You might want to rethink your opinion of “always 50/50 ” before you start betting on the outcome – it will be pretty close on red/black in the casino but far from correct if you play a single number on the roulette.

Henrik

It’s important to note that sometimes the wrong steps will give the right answer, by chance.

Your statement of “The probability of getting heads = 1/2. And I write this is because, either it will be heads, or not.” is faulty, even though it produces the correct answer. A more correct statement would be “either it will be heads, or it will be tails, with an equal chance for each. Therefore, 1/2.”
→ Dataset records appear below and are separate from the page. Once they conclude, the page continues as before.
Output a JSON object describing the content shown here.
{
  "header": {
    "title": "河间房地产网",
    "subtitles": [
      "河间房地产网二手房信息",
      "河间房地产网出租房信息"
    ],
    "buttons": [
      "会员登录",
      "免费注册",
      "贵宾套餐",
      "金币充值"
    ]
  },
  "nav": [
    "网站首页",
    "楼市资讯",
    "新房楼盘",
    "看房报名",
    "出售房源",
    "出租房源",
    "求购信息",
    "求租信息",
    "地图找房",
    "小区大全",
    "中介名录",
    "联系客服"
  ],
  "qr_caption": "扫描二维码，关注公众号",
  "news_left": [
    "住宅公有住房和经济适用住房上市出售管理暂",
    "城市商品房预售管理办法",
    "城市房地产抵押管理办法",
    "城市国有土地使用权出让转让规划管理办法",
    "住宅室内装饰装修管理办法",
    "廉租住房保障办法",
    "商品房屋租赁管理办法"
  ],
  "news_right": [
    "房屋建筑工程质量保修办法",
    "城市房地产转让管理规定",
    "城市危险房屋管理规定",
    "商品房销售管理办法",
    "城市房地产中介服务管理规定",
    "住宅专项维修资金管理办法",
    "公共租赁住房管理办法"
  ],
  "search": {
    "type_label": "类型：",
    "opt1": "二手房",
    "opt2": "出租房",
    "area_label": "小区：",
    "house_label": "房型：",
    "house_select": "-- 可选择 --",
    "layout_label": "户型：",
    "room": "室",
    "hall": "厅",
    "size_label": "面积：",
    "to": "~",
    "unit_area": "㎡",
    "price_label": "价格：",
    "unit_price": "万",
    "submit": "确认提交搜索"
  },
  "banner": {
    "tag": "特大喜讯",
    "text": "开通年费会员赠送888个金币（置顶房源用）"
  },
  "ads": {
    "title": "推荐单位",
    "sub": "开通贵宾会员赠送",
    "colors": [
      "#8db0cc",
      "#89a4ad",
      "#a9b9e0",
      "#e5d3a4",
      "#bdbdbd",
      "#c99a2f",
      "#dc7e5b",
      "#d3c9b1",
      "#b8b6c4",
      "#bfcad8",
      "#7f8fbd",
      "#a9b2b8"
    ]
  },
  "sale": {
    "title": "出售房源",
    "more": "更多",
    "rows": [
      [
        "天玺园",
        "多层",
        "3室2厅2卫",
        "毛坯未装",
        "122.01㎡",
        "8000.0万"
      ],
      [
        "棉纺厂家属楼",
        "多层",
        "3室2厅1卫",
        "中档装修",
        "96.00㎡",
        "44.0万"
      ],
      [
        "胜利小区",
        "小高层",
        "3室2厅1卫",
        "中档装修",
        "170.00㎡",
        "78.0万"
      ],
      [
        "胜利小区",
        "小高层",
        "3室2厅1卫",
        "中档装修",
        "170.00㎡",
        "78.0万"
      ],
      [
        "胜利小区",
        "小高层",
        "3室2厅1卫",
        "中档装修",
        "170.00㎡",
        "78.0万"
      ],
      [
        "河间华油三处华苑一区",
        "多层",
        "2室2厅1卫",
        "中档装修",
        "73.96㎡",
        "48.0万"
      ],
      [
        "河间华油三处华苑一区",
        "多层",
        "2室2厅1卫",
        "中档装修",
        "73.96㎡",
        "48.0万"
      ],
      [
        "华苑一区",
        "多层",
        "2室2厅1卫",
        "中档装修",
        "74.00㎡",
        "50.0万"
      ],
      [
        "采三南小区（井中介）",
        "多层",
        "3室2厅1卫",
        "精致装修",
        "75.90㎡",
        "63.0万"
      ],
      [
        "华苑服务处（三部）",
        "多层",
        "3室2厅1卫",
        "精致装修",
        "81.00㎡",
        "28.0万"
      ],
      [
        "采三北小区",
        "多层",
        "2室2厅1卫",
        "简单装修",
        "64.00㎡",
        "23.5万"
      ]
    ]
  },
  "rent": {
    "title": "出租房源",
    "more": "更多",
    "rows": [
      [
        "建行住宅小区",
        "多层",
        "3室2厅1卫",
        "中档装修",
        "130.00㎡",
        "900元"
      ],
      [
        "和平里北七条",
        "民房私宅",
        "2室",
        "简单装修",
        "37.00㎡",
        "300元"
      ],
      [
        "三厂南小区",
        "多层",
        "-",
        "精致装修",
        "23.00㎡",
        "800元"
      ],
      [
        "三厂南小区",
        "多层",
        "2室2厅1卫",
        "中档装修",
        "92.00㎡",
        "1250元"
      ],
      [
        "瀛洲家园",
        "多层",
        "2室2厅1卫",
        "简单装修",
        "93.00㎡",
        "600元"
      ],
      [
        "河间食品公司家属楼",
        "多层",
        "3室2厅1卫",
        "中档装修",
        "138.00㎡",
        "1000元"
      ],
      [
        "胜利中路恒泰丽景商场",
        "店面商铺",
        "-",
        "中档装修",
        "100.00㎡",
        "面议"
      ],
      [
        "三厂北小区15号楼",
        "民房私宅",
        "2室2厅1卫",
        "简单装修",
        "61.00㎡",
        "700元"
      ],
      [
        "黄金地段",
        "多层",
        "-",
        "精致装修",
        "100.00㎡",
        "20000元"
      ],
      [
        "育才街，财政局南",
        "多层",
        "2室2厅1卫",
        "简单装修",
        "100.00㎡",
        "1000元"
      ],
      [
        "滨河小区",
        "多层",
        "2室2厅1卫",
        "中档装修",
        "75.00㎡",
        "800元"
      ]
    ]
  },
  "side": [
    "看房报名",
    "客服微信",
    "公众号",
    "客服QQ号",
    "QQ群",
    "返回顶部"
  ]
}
Compare to a die with ‘heads’ written on one face, and ‘tails’ written on the other five. In this case, still, either it will be heads or it will not — and either it will be tails or it will not — but because they are not equal probabilities, you have a 1/6 chance of heads and 5/6 chance of tails. It should be obvious that if five times as many sides say ‘tails’ then you have a five-times greater chance of getting tails.

Which is a lengthy way of saying that “Either it’s A or it’s not A” doesn’t properly weigh the two possibilities. Just because there are two possibilities doesn’t mean each has an equal chance of being chosen.

Otherwise, every day I’d have a 50% chance of becoming the supreme omnipotent ruler of all.